Monday, August 30, 2010

The Hricak Girls Save the Day

Researching my father's 20th c. immigrant family has been worlds apart from all other research I've done. Beyond the obvious differences of language and religion there is a very short trail in this country. And until the collapse of the Soviet Union I had no expectation that any relevant European archives or documents would ever be available to me.  Even now there are enormous obstacles.

Thus my goals are entirely different. I'm far more interested in making the connections to modern cousins here than in tracing lines back. Family stories, records and photographs are interesting on my mother's side. They are everything on my father's side. 

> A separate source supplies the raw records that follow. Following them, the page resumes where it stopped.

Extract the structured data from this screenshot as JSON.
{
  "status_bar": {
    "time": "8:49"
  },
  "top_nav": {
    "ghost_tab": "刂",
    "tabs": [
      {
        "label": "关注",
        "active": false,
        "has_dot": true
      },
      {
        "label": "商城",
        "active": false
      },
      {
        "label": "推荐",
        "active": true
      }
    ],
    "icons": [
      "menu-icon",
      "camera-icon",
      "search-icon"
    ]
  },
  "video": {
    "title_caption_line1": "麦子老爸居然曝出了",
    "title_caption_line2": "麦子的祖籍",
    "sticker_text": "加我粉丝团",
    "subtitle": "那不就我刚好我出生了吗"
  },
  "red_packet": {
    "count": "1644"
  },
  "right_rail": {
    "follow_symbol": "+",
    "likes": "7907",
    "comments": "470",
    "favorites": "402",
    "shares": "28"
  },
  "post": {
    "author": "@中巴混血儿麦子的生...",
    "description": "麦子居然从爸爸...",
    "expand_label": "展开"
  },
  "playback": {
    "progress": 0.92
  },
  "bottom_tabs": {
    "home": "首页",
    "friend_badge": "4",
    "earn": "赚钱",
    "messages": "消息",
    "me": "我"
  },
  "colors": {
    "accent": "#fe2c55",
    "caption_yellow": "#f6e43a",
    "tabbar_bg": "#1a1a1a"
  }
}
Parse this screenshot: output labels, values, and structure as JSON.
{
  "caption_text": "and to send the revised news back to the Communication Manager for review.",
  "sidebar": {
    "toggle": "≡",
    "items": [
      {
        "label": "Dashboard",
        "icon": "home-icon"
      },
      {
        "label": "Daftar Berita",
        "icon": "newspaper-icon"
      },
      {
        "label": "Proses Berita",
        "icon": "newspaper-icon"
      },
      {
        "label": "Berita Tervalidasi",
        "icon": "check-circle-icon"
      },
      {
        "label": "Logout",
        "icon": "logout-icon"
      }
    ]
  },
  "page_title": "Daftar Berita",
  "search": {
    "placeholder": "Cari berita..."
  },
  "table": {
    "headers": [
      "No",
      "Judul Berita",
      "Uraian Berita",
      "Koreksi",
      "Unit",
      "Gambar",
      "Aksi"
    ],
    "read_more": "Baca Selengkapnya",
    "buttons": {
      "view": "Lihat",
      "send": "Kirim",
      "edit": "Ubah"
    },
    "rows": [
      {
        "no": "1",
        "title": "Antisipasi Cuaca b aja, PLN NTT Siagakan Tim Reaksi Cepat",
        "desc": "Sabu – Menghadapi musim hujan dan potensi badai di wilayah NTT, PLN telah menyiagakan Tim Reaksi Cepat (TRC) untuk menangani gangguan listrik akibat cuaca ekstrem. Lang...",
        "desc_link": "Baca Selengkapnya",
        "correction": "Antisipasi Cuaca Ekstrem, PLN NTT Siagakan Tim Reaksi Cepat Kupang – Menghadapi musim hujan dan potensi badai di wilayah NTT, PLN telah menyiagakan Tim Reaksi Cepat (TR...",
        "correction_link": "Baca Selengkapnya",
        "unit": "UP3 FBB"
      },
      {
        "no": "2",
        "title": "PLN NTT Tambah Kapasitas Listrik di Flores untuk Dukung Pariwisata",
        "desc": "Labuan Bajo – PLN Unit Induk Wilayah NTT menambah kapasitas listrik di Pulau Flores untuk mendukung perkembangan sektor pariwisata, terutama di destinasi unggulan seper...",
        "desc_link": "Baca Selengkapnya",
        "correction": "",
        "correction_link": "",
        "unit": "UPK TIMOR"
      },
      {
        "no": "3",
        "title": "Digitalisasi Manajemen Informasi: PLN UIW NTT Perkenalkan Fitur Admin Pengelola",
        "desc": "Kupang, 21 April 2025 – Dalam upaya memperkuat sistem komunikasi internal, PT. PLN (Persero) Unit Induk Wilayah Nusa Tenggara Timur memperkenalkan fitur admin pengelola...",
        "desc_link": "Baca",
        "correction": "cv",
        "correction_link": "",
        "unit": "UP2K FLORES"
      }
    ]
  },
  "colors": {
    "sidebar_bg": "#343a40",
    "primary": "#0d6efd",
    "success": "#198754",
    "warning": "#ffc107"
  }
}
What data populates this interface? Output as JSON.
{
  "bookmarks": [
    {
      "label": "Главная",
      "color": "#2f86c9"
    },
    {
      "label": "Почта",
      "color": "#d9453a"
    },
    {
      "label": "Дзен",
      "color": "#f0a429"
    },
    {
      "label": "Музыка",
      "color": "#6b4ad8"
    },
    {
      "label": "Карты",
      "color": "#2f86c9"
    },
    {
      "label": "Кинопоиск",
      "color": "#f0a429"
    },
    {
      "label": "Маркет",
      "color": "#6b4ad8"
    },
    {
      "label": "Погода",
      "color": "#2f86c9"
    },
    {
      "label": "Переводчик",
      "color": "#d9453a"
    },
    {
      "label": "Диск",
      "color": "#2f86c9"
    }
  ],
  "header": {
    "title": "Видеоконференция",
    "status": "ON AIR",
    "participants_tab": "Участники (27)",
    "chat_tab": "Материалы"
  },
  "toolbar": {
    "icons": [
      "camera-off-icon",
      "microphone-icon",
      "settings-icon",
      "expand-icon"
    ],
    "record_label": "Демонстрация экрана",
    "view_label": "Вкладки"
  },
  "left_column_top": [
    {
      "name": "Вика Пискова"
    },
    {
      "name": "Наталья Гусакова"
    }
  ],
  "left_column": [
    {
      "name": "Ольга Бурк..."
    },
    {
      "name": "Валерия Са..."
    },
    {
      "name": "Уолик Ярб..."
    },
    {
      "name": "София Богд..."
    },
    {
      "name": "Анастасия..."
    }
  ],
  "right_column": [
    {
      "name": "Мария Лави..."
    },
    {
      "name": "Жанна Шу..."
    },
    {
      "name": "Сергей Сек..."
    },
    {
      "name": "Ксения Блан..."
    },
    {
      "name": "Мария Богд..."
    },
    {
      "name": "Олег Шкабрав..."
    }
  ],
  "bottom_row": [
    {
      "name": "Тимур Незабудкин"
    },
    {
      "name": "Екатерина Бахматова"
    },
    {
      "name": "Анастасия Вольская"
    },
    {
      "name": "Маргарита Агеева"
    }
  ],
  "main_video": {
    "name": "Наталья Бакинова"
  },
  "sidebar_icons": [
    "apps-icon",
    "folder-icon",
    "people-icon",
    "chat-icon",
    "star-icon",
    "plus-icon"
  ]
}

My grandfather came to this country after WWI. A sister in Chicago and brother in Binghamton had emigrated earlier from their Austro-Hungarian village of Berezova. He told his children about 4 cousins here - a maternal cousin and 3 paternal cousins in Connecticut, Pennsylvania and Los Angeles. There were visits with the Pennsylvania and Connecticut cousins and treasured postcards from the cousin in LA, a barber on Hollywood Boulevard, including pictures from the Tournament of Roses parade. This was exotic stuff in an industrial city like Binghamton. 

Anna & Helen Hricak
But cousin turned out to be a pretty vague term when we started putting together a family tree in the 1990s.  We had lost touch with the California family.  The NY, CT and PA families could all name grandparents and siblings back in Europe and none of them matched up to make the 4 men first cousins.  Visits with family in Europe have given us more information, but we still aren't sure how these men, who knew they were family were family. 

Once the internet and online databases were available I was able to find the California cousin in census and immigration records and tracked down one of his daughters. She'd heard similar stories about relatives in the U.S. growing up but was also unsure of the details.  As we spoke she remembered her father leaving once when she was a girl to go to Chicago.  She thought he might have visited family there and promised to find the pictures he brought home. She told me her father had spent some time in Chicago after leaving the Pennsylvania coal mines and learned to barber there. When my newfound (though still undefined) cousin sent me the pictures they were of my great-aunt's daughters - the Hricak girls all grow'd up. They are quite the glam shots given the snow covered ground, but perhaps they were angling for an invitation back to LA and movie stardom.

Mary & Helen Hricak
The visit probably took place in the 1930s.

It's no proof standard, but for the moment the best we can do to document a family relationship is record the stories and that each of us have photographs of the Hricak girls.

Anna & Helen Hricak and Mary & Helen Hricak,  Photographs, undated. Digital Images.  Privately held by Nolichucky Roots [ADDRESS FOR PRIVATE USE], 2004.